Last year, the Office of the D.C. Auditor published a report examining the budgets and staffing at eight elementary campuses; it found that more than half of those schools used at-risk dollars to fund core staffing positions. The report determined, for example, that Barnard Elementary in Northwest Washington met basic city staffing requirements only because it used at-risk funds to pay for 2 ½ arts and language teachers. Moten Elementary in Southeast used at-risk funds to pay for 1 ½ core staff positions.
Council member David Grosso (I-At Large), who chairs the education committee, pressed Wilson at the 2017 public hearing on how the money was used, citing Levy’s budget analysis showing that the school system misspent nearly half of the funds.
Grosso said he had been working with Wilson to ensure the money was spent as intended, but said the chancellor’s abrupt resignation in February disrupted that work.
Grosso said schools with small and falling enrollment — which tend to be in low-income neighborhoods — have higher overhead costs and their budgets do not stretch as far. Those are the schools where at-risk funds are mostly likely to cover basic staffing.
“I agree that there is a serious problem here,” Grosso said. “Short of taking them to court, I’m trying to figure out how to hold them accountable.”

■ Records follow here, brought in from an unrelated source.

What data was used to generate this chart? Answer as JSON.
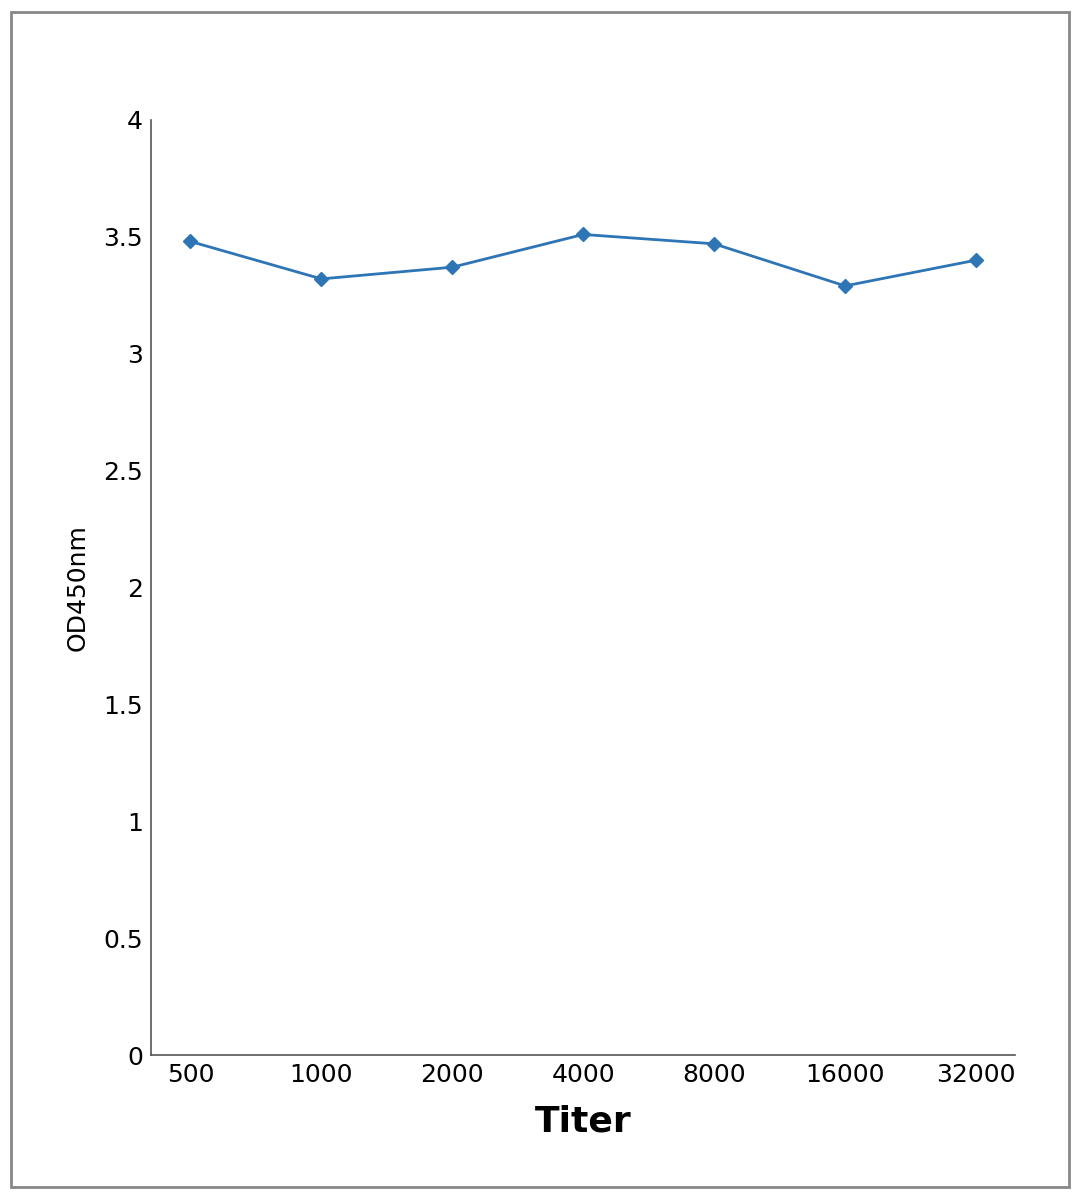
{
  "x_labels": [
    "500",
    "1000",
    "2000",
    "4000",
    "8000",
    "16000",
    "32000"
  ],
  "x_values": [
    500,
    1000,
    2000,
    4000,
    8000,
    16000,
    32000
  ],
  "y_values": [
    3.48,
    3.32,
    3.37,
    3.51,
    3.47,
    3.29,
    3.4
  ],
  "xlabel": "Titer",
  "ylabel": "OD450nm",
  "ylim": [
    0,
    4.0
  ],
  "yticks": [
    0,
    0.5,
    1.0,
    1.5,
    2.0,
    2.5,
    3.0,
    3.5,
    4.0
  ],
  "ytick_labels": [
    "0",
    "0.5",
    "1",
    "1.5",
    "2",
    "2.5",
    "3",
    "3.5",
    "4"
  ],
  "line_color": "#2E75B6",
  "marker": "D",
  "marker_size": 7,
  "line_width": 2.0,
  "background_color": "#ffffff",
  "outer_border_color": "#888888",
  "xlabel_fontsize": 26,
  "ylabel_fontsize": 18,
  "tick_fontsize": 18
}
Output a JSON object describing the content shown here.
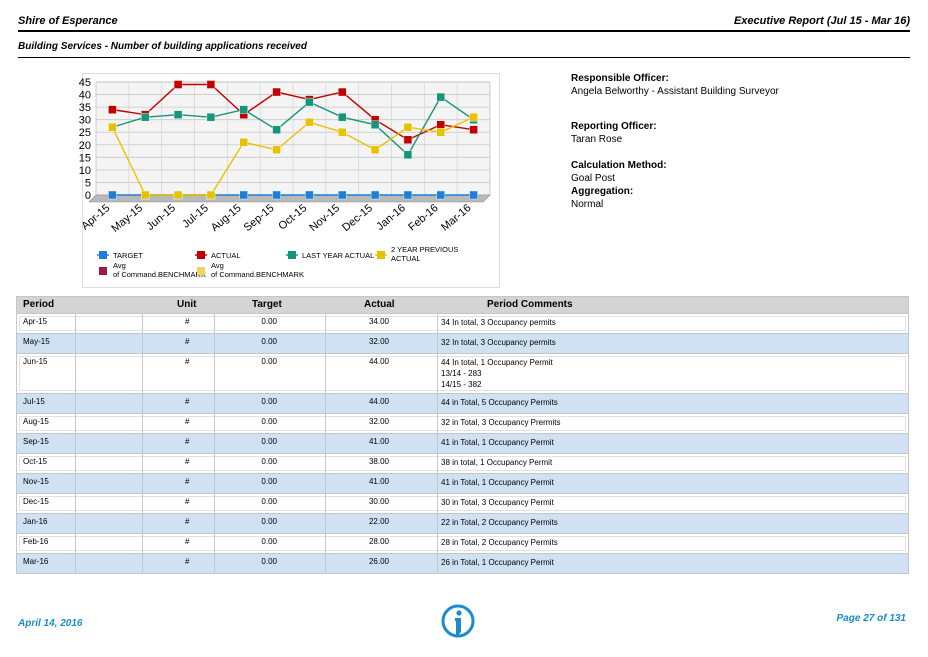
{
  "header": {
    "org": "Shire of Esperance",
    "report": "Executive Report (Jul 15 - Mar 16)",
    "subtitle": "Building Services - Number of building applications received"
  },
  "info": {
    "responsible_label": "Responsible Officer:",
    "responsible_value": "Angela Belworthy - Assistant Building Surveyor",
    "reporting_label": "Reporting Officer:",
    "reporting_value": "Taran Rose",
    "calc_label": "Calculation Method:",
    "calc_value": "Goal Post",
    "agg_label": "Aggregation:",
    "agg_value": "Normal"
  },
  "colors": {
    "target": "#1f7fd8",
    "actual": "#c00000",
    "last_year": "#16957a",
    "two_year": "#e8c200",
    "avg_actual": "#a01848",
    "avg_two_year": "#f2d35c",
    "accent": "#1a8ccc"
  },
  "chart_data": {
    "type": "line",
    "categories": [
      "Apr-15",
      "May-15",
      "Jun-15",
      "Jul-15",
      "Aug-15",
      "Sep-15",
      "Oct-15",
      "Nov-15",
      "Dec-15",
      "Jan-16",
      "Feb-16",
      "Mar-16"
    ],
    "ylim": [
      0,
      45
    ],
    "yticks": [
      0,
      5,
      10,
      15,
      20,
      25,
      30,
      35,
      40,
      45
    ],
    "grid": true,
    "legend_position": "bottom",
    "series": [
      {
        "name": "TARGET",
        "color": "#1f7fd8",
        "values": [
          0,
          0,
          0,
          0,
          0,
          0,
          0,
          0,
          0,
          0,
          0,
          0
        ]
      },
      {
        "name": "ACTUAL",
        "color": "#c00000",
        "values": [
          34,
          32,
          44,
          44,
          32,
          41,
          38,
          41,
          30,
          22,
          28,
          26
        ]
      },
      {
        "name": "LAST YEAR ACTUAL",
        "color": "#16957a",
        "values": [
          27,
          31,
          32,
          31,
          34,
          26,
          37,
          31,
          28,
          16,
          39,
          30
        ]
      },
      {
        "name": "2 YEAR PREVIOUS ACTUAL",
        "color": "#e8c200",
        "values": [
          27,
          0,
          0,
          0,
          21,
          18,
          29,
          25,
          18,
          27,
          25,
          31
        ]
      }
    ],
    "legend": [
      {
        "label": "TARGET",
        "color": "#1f7fd8"
      },
      {
        "label": "ACTUAL",
        "color": "#c00000"
      },
      {
        "label": "LAST YEAR ACTUAL",
        "color": "#16957a"
      },
      {
        "label": "2 YEAR PREVIOUS ACTUAL",
        "color": "#e8c200"
      },
      {
        "label": "Avg of Command.BENCHMARK",
        "color": "#a01848"
      },
      {
        "label": "Avg of Command.BENCHMARK",
        "color": "#f2d35c"
      }
    ]
  },
  "table": {
    "headers": {
      "period": "Period",
      "unit": "Unit",
      "target": "Target",
      "actual": "Actual",
      "comments": "Period Comments"
    },
    "rows": [
      {
        "period": "Apr-15",
        "unit": "#",
        "target": "0.00",
        "actual": "34.00",
        "comments": [
          "34 In total, 3 Occupancy permits"
        ]
      },
      {
        "period": "May-15",
        "unit": "#",
        "target": "0.00",
        "actual": "32.00",
        "comments": [
          "32 In total, 3 Occupancy permits"
        ]
      },
      {
        "period": "Jun-15",
        "unit": "#",
        "target": "0.00",
        "actual": "44.00",
        "comments": [
          "44 In total, 1 Occupancy Permit",
          "13/14 - 283",
          "14/15 - 382"
        ]
      },
      {
        "period": "Jul-15",
        "unit": "#",
        "target": "0.00",
        "actual": "44.00",
        "comments": [
          "44 in Total, 5 Occupancy Permits"
        ]
      },
      {
        "period": "Aug-15",
        "unit": "#",
        "target": "0.00",
        "actual": "32.00",
        "comments": [
          "32 in Total, 3 Occupancy Prermits"
        ]
      },
      {
        "period": "Sep-15",
        "unit": "#",
        "target": "0.00",
        "actual": "41.00",
        "comments": [
          "41 in Total, 1 Occupancy Permit"
        ]
      },
      {
        "period": "Oct-15",
        "unit": "#",
        "target": "0.00",
        "actual": "38.00",
        "comments": [
          "38 in total, 1 Occupancy Permit"
        ]
      },
      {
        "period": "Nov-15",
        "unit": "#",
        "target": "0.00",
        "actual": "41.00",
        "comments": [
          "41 in Total, 1 Occupancy Permit"
        ]
      },
      {
        "period": "Dec-15",
        "unit": "#",
        "target": "0.00",
        "actual": "30.00",
        "comments": [
          "30 in Total, 3 Occupancy Permit"
        ]
      },
      {
        "period": "Jan-16",
        "unit": "#",
        "target": "0.00",
        "actual": "22.00",
        "comments": [
          "22 in Total, 2 Occupancy Permits"
        ]
      },
      {
        "period": "Feb-16",
        "unit": "#",
        "target": "0.00",
        "actual": "28.00",
        "comments": [
          "28 in Total, 2 Occupancy Permits"
        ]
      },
      {
        "period": "Mar-16",
        "unit": "#",
        "target": "0.00",
        "actual": "26.00",
        "comments": [
          "26 in Total, 1 Occupancy Permit"
        ]
      }
    ]
  },
  "footer": {
    "date": "April 14, 2016",
    "page": "Page 27 of 131",
    "logo_icon": "info-i-logo-icon"
  }
}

Millstone, the parent at Amidon-Bowen Elementary, said the at-risk funds at her children’s school are misused to the detriment of all students. Poor behavior frequently disrupts classes, according to Millstone, whose children are not considered at-risk. And Amidon-Bowen needs extra therapists and behavioral specialists, she said — positions the special funds could cover.
“When school budgets are too tight and schools are struggling to maintain basic classroom staff,” said Wallace, the Fiscal Policy Institute analyst, “there’s a far greater risk that they will redirect at-risk funds to those pressing needs rather than creating targeted services to the students who need them.”